You and your DH are a family unit now, and may want to start your own Christmas traditions, and if you want to spend Christmas in your own home, that's perfectly normal!

You need to be firm here with your DH, if you have kids in the future you'll be starting your own Christmas traditions, and not be bullied into staying with your in-laws because "MIL loves Christmas". Your DH needs to put you first now, not his mum.

PussInBin20 · 05/07/2026 08:21

What is the actual issue of being there for two nights? Is it just the bathroom?

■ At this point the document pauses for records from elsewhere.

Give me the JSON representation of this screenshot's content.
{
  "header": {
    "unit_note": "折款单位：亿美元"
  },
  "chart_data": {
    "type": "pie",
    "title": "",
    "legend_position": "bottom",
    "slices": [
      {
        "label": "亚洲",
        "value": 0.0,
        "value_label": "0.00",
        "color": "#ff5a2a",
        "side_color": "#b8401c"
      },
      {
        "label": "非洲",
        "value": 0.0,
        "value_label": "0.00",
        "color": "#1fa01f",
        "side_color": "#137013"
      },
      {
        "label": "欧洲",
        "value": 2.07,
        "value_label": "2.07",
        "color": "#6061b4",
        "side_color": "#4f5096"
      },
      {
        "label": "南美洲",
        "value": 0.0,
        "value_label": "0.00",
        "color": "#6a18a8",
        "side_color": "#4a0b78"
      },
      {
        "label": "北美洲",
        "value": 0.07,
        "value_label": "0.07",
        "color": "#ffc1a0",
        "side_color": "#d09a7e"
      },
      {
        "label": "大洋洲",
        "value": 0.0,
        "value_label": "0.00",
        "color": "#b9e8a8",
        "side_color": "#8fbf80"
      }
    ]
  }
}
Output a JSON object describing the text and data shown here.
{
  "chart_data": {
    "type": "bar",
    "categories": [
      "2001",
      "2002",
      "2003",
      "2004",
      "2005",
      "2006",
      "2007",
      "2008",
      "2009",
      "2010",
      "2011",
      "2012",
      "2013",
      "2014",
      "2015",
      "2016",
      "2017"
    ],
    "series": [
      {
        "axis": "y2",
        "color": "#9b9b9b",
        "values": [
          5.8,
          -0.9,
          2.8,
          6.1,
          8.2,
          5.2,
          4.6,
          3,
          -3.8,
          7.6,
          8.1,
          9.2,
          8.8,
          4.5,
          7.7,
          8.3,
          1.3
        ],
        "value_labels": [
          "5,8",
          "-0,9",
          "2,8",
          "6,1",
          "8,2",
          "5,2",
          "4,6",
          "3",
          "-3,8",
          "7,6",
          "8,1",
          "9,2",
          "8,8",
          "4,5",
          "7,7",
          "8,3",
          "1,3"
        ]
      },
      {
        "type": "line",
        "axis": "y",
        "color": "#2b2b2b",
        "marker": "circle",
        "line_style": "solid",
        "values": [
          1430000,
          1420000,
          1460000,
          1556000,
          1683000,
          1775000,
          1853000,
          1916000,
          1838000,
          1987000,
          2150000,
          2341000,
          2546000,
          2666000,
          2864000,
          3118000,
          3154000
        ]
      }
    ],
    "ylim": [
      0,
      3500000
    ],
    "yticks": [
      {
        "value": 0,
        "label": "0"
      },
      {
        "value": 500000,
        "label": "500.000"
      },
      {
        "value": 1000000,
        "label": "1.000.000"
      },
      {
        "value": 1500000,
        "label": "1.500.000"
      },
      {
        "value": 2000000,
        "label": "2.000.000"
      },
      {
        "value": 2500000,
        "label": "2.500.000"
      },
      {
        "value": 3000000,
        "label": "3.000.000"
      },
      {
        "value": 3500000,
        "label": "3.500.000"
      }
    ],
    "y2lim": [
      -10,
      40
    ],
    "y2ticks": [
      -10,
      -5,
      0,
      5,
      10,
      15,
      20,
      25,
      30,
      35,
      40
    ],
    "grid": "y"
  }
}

If it is then YABU as it’s only 2 days!

We only have one bathroom.

LoftyPlumLion · 05/07/2026 08:21

MimiSunshine · 05/07/2026 07:24

I’d stay over one night, probably Christmas night as it’s nice to just fully relax and not get in the car later on.

so my plans would be, a nice / fancy breakfast at home just the two of you. Open a gift if you do gifts.
drive to in laws for mid morning, do Christmas Day at theirs. Sleep over.
get up Boxing Day, again a nice breakfast, a walk, probably a late lunch and then home mid to late afternoon.

husband can stay over 2 nights if he wants to.

I agree with this.

I'd also offer to host, everyone should have/take a turn at Christmas.

I'm also ok with feeling uncomfortable with only one bathroom, as I've got older there are certain moments one likes to keep discretely sway from others as my ch as possible.